President Trump loves all things gold. The sign above the Oval Office (“The room where it happens”) is writ large in glittering letters. The White House is dominated by gilded medallions and gold curtains. Coffee tables are covered by gold drink coasters (stamped with Trump’s name, of course). Even the remote control has been gilded.
For Trump, gold means luxury, status and power. The irony of his assault on Iran and the subsequent chaos is that investing in the world’s most precious metal is now the one secure haven for people’s money. The price of gold is expected to reach an unprecedented $6,300 per ounce by the end of this year, according to JP Morgan analysts.
Gold thrives on political and economic turmoil and instability – tariffs, wars, unresolved elections, inflation and revolutions. “Real assets come to the fore in this kind of environment,” said analyst Ross Newman. “There has been a vapourising of trust. The rules are out the window. Precious metal is reflecting all of that.”
When inflation rises and paper currencies lose value, gold prices increase because it is priced independently of any currency. It is not dependent on a company’s performance. And unlike paper money, gold cannot be printed by governments. Its limited supply supports long-term value.
High gold prices are an unexpected boost for the UK economy. London remains the epicentre of the global over-the-counter gold market. More than 70 per cent of such gold trades take place in the UK, making it the single most important wholesale hub. Its dominance is reinforced by a largely invisible infrastructure in the form of a network of high-security underground vaults beneath the City of London. The Bank of England alone stores an estimated 400,000 gold bars in nine subterranean chambers on behalf of 30 nations in a vault the size of 10 football pitches. Surrounding it, clearing banks and armoured security protect these vaults while an electronic clearing system settles billions in transactions, processing more than 20 million ounces of gold every day, equivalent to tens of billions of pounds in turnover.
Paradoxically, the same forces that are driving companies away from London’s stock market – volatility and uncertainty – are strengthening gold’s appeal. In turbulent times, capital flows away from equities and back toward safe-haven assets. What is less well known is the key role gold plays in national security, which is increasingly shaped by control over critical supply chains. Analysts say this valuable metal is used by terrorists for their operations.
‘For Trump, gold means luxury, status and power. The irony of his assault on Iran and the subsequent chaos is that investing in the world’s most precious metal is now the one secure haven for people’s money’ (Getty)

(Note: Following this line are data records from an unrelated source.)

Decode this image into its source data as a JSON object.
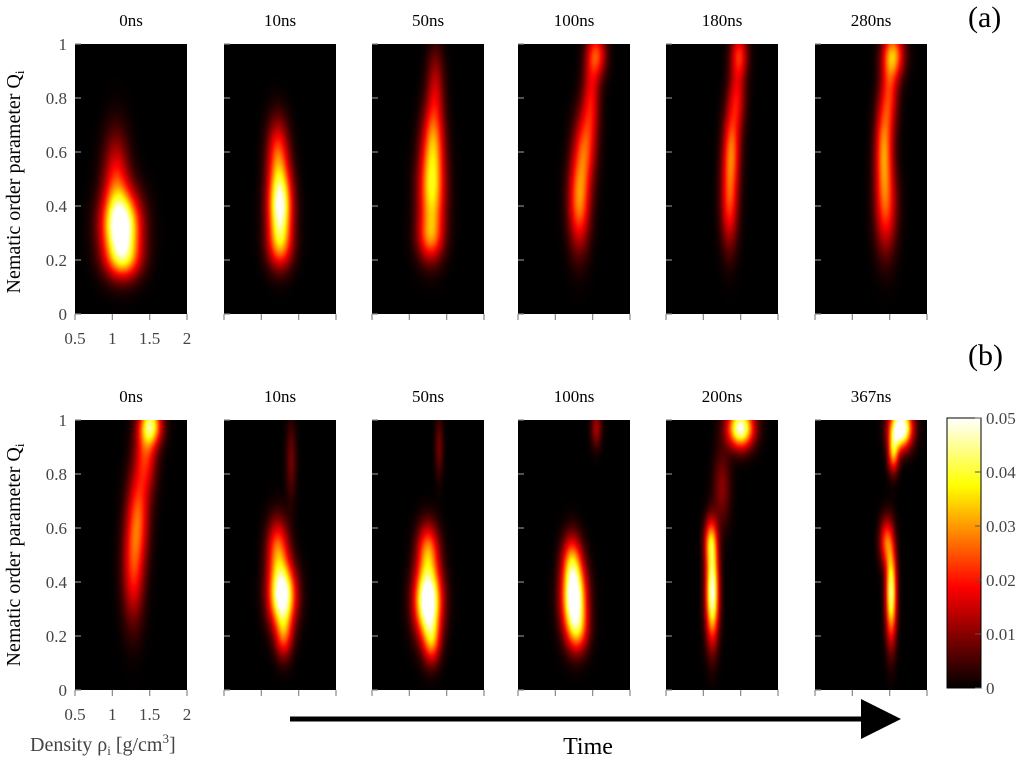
{
  "figure": {
    "panels": [
      {
        "label": "(a)",
        "times": [
          "0ns",
          "10ns",
          "50ns",
          "100ns",
          "180ns",
          "280ns"
        ],
        "ylabel": "Nematic order parameter Q",
        "ylabel_sub": "i",
        "yticks": [
          "0",
          "0.2",
          "0.4",
          "0.6",
          "0.8",
          "1"
        ],
        "xticks": [
          "0.5",
          "1",
          "1.5",
          "2"
        ]
      },
      {
        "label": "(b)",
        "times": [
          "0ns",
          "10ns",
          "50ns",
          "100ns",
          "200ns",
          "367ns"
        ],
        "ylabel": "Nematic order parameter Q",
        "ylabel_sub": "i",
        "yticks": [
          "0",
          "0.2",
          "0.4",
          "0.6",
          "0.8",
          "1"
        ],
        "xticks": [
          "0.5",
          "1",
          "1.5",
          "2"
        ]
      }
    ],
    "xlabel": "Density ρ",
    "xlabel_sub": "i",
    "xlabel_unit": "[g/cm",
    "xlabel_unit_sup": "3",
    "xlabel_unit_end": "]",
    "arrow_label": "Time",
    "colorbar": {
      "ticks": [
        "0",
        "0.01",
        "0.02",
        "0.03",
        "0.04",
        "0.05"
      ],
      "min": 0,
      "max": 0.05,
      "colormap": "hot"
    }
  },
  "chart_data": [
    {
      "type": "heatmap",
      "panel": "(a)",
      "xlim": [
        0.5,
        2
      ],
      "ylim": [
        0,
        1
      ],
      "xlabel": "Density ρi [g/cm3]",
      "ylabel": "Nematic order parameter Qi",
      "colormap": "hot",
      "clim": [
        0,
        0.05
      ],
      "frames": [
        {
          "time": "0ns",
          "blobs": [
            {
              "x": 1.12,
              "y": 0.32,
              "sx": 0.17,
              "sy": 0.09,
              "a": 0.055
            },
            {
              "x": 1.05,
              "y": 0.5,
              "sx": 0.12,
              "sy": 0.12,
              "a": 0.018
            },
            {
              "x": 1.15,
              "y": 0.2,
              "sx": 0.16,
              "sy": 0.05,
              "a": 0.02
            }
          ]
        },
        {
          "time": "10ns",
          "blobs": [
            {
              "x": 1.25,
              "y": 0.4,
              "sx": 0.11,
              "sy": 0.1,
              "a": 0.05
            },
            {
              "x": 1.22,
              "y": 0.6,
              "sx": 0.1,
              "sy": 0.09,
              "a": 0.02
            },
            {
              "x": 1.25,
              "y": 0.25,
              "sx": 0.12,
              "sy": 0.06,
              "a": 0.018
            }
          ]
        },
        {
          "time": "50ns",
          "blobs": [
            {
              "x": 1.3,
              "y": 0.45,
              "sx": 0.12,
              "sy": 0.12,
              "a": 0.035
            },
            {
              "x": 1.32,
              "y": 0.65,
              "sx": 0.1,
              "sy": 0.1,
              "a": 0.022
            },
            {
              "x": 1.35,
              "y": 0.85,
              "sx": 0.08,
              "sy": 0.1,
              "a": 0.012
            },
            {
              "x": 1.28,
              "y": 0.28,
              "sx": 0.12,
              "sy": 0.06,
              "a": 0.018
            }
          ]
        },
        {
          "time": "100ns",
          "blobs": [
            {
              "x": 1.32,
              "y": 0.42,
              "sx": 0.1,
              "sy": 0.12,
              "a": 0.028
            },
            {
              "x": 1.4,
              "y": 0.62,
              "sx": 0.1,
              "sy": 0.1,
              "a": 0.02
            },
            {
              "x": 1.48,
              "y": 0.8,
              "sx": 0.08,
              "sy": 0.1,
              "a": 0.016
            },
            {
              "x": 1.55,
              "y": 0.96,
              "sx": 0.09,
              "sy": 0.06,
              "a": 0.022
            }
          ]
        },
        {
          "time": "180ns",
          "blobs": [
            {
              "x": 1.35,
              "y": 0.42,
              "sx": 0.08,
              "sy": 0.12,
              "a": 0.022
            },
            {
              "x": 1.38,
              "y": 0.62,
              "sx": 0.08,
              "sy": 0.1,
              "a": 0.022
            },
            {
              "x": 1.45,
              "y": 0.8,
              "sx": 0.08,
              "sy": 0.08,
              "a": 0.016
            },
            {
              "x": 1.48,
              "y": 0.96,
              "sx": 0.08,
              "sy": 0.06,
              "a": 0.02
            }
          ]
        },
        {
          "time": "280ns",
          "blobs": [
            {
              "x": 1.45,
              "y": 0.4,
              "sx": 0.1,
              "sy": 0.12,
              "a": 0.022
            },
            {
              "x": 1.42,
              "y": 0.62,
              "sx": 0.08,
              "sy": 0.12,
              "a": 0.025
            },
            {
              "x": 1.5,
              "y": 0.82,
              "sx": 0.08,
              "sy": 0.1,
              "a": 0.018
            },
            {
              "x": 1.55,
              "y": 0.96,
              "sx": 0.1,
              "sy": 0.06,
              "a": 0.028
            }
          ]
        }
      ]
    },
    {
      "type": "heatmap",
      "panel": "(b)",
      "xlim": [
        0.5,
        2
      ],
      "ylim": [
        0,
        1
      ],
      "xlabel": "Density ρi [g/cm3]",
      "ylabel": "Nematic order parameter Qi",
      "colormap": "hot",
      "clim": [
        0,
        0.05
      ],
      "frames": [
        {
          "time": "0ns",
          "blobs": [
            {
              "x": 1.28,
              "y": 0.45,
              "sx": 0.1,
              "sy": 0.14,
              "a": 0.02
            },
            {
              "x": 1.35,
              "y": 0.65,
              "sx": 0.1,
              "sy": 0.12,
              "a": 0.02
            },
            {
              "x": 1.45,
              "y": 0.88,
              "sx": 0.1,
              "sy": 0.1,
              "a": 0.02
            },
            {
              "x": 1.52,
              "y": 0.98,
              "sx": 0.1,
              "sy": 0.05,
              "a": 0.035
            }
          ]
        },
        {
          "time": "10ns",
          "blobs": [
            {
              "x": 1.28,
              "y": 0.35,
              "sx": 0.12,
              "sy": 0.08,
              "a": 0.055
            },
            {
              "x": 1.22,
              "y": 0.52,
              "sx": 0.1,
              "sy": 0.08,
              "a": 0.025
            },
            {
              "x": 1.3,
              "y": 0.2,
              "sx": 0.08,
              "sy": 0.06,
              "a": 0.02
            },
            {
              "x": 1.4,
              "y": 0.85,
              "sx": 0.05,
              "sy": 0.1,
              "a": 0.008
            }
          ]
        },
        {
          "time": "50ns",
          "blobs": [
            {
              "x": 1.25,
              "y": 0.33,
              "sx": 0.12,
              "sy": 0.09,
              "a": 0.06
            },
            {
              "x": 1.25,
              "y": 0.52,
              "sx": 0.1,
              "sy": 0.07,
              "a": 0.025
            },
            {
              "x": 1.3,
              "y": 0.18,
              "sx": 0.08,
              "sy": 0.06,
              "a": 0.022
            },
            {
              "x": 1.4,
              "y": 0.9,
              "sx": 0.04,
              "sy": 0.08,
              "a": 0.008
            }
          ]
        },
        {
          "time": "100ns",
          "blobs": [
            {
              "x": 1.25,
              "y": 0.34,
              "sx": 0.11,
              "sy": 0.09,
              "a": 0.055
            },
            {
              "x": 1.22,
              "y": 0.48,
              "sx": 0.09,
              "sy": 0.07,
              "a": 0.022
            },
            {
              "x": 1.3,
              "y": 0.22,
              "sx": 0.1,
              "sy": 0.06,
              "a": 0.02
            },
            {
              "x": 1.55,
              "y": 0.97,
              "sx": 0.05,
              "sy": 0.05,
              "a": 0.012
            }
          ]
        },
        {
          "time": "200ns",
          "blobs": [
            {
              "x": 1.12,
              "y": 0.36,
              "sx": 0.06,
              "sy": 0.12,
              "a": 0.05
            },
            {
              "x": 1.1,
              "y": 0.55,
              "sx": 0.06,
              "sy": 0.06,
              "a": 0.025
            },
            {
              "x": 1.5,
              "y": 0.97,
              "sx": 0.12,
              "sy": 0.05,
              "a": 0.05
            },
            {
              "x": 1.25,
              "y": 0.75,
              "sx": 0.08,
              "sy": 0.1,
              "a": 0.01
            }
          ]
        },
        {
          "time": "367ns",
          "blobs": [
            {
              "x": 1.52,
              "y": 0.36,
              "sx": 0.05,
              "sy": 0.12,
              "a": 0.045
            },
            {
              "x": 1.45,
              "y": 0.55,
              "sx": 0.06,
              "sy": 0.06,
              "a": 0.022
            },
            {
              "x": 1.65,
              "y": 0.97,
              "sx": 0.1,
              "sy": 0.05,
              "a": 0.06
            },
            {
              "x": 1.55,
              "y": 0.88,
              "sx": 0.05,
              "sy": 0.05,
              "a": 0.03
            }
          ]
        }
      ]
    }
  ]
}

“Gold is increasingly being used by terrorists to fund attacks by global organised crime networks to launder the profits from drug trafficking, and by the Russian mercenary group Wagner in Sudan, Mali and the Central African Republic to evade financial sanctions and help fund the war effort in Ukraine”, says Alexander Yearsley, managing director of Martello Risk Ltd, which investigates conflict minerals and supply chains. “Gold is also vital for the Iranian regime to launder illicit oil profits and evade US economic sanctions. The West has woken up to this strategic threat but it may be too late to be effective.”
And so gold is political. It plays an essential role in state governance and underpins monetary stability in times of crisis. Since the 2008 financial crisis, central banks have steadily increased their gold holdings as a buffer against systemic shocks, such as the 9/11 terrorist attacks and Covid. This has culminated in gold replacing the US dollar as the largest world reserve currency. While some analysts focus on cryptocurrencies, demand and prices for gold have reached record levels, while digital assets exhibit major volatility.
Again, the UK’s role here is pivotal. Sanctions, anti–money laundering, origin verification, and environmental governance are now security considerations as much as regulatory ones. And as gold is influenced by political factors, leading refineries act as strategic instruments of national power. In the Middle East, Dubai has built the region’s largest physical gold trading hub. But as the war intensifies, the gold trade in the Gulf faces disruption that no regulation can mitigate – closed airspace, frozen shipping lines and soaring insurance premiums.
Turkey, by contrast, is the region’s only country which possesses military bases and a Nato infrastructure, combined with a sophisticated gold exchange through Borsa Istanbul, which makes it a strategic alternative.
Turkey’s leading gold refinery, Ahlatci Metal Refinery, presents a notable example. Designed for low emissions, it reflects how refining is evolving alongside regulatory and geopolitical priorities. “Gold refining today is no longer just about producing bullion but protecting the integrity of the financial system,” the company’s vice-chairman, Ahmet Ahlatci, told The Independent. “In a world of sanctions, conflict, and illicit finance, refineries must operate as compliance institutions as much as industrial ones. That is why we have built systems that meet – and increasingly anticipate – the standards set in London.”
In an era where supply chains and financial plumbing matter as much as military assets, gold refineries are no longer mere industrial plants. They are becoming part of the national security architecture: controlling value, enforcing standards, and anchoring sovereignty in an increasingly fragmented and volatile global economy. Gold does not rot, rust or disappear. It is a safe bet in an unsafe world.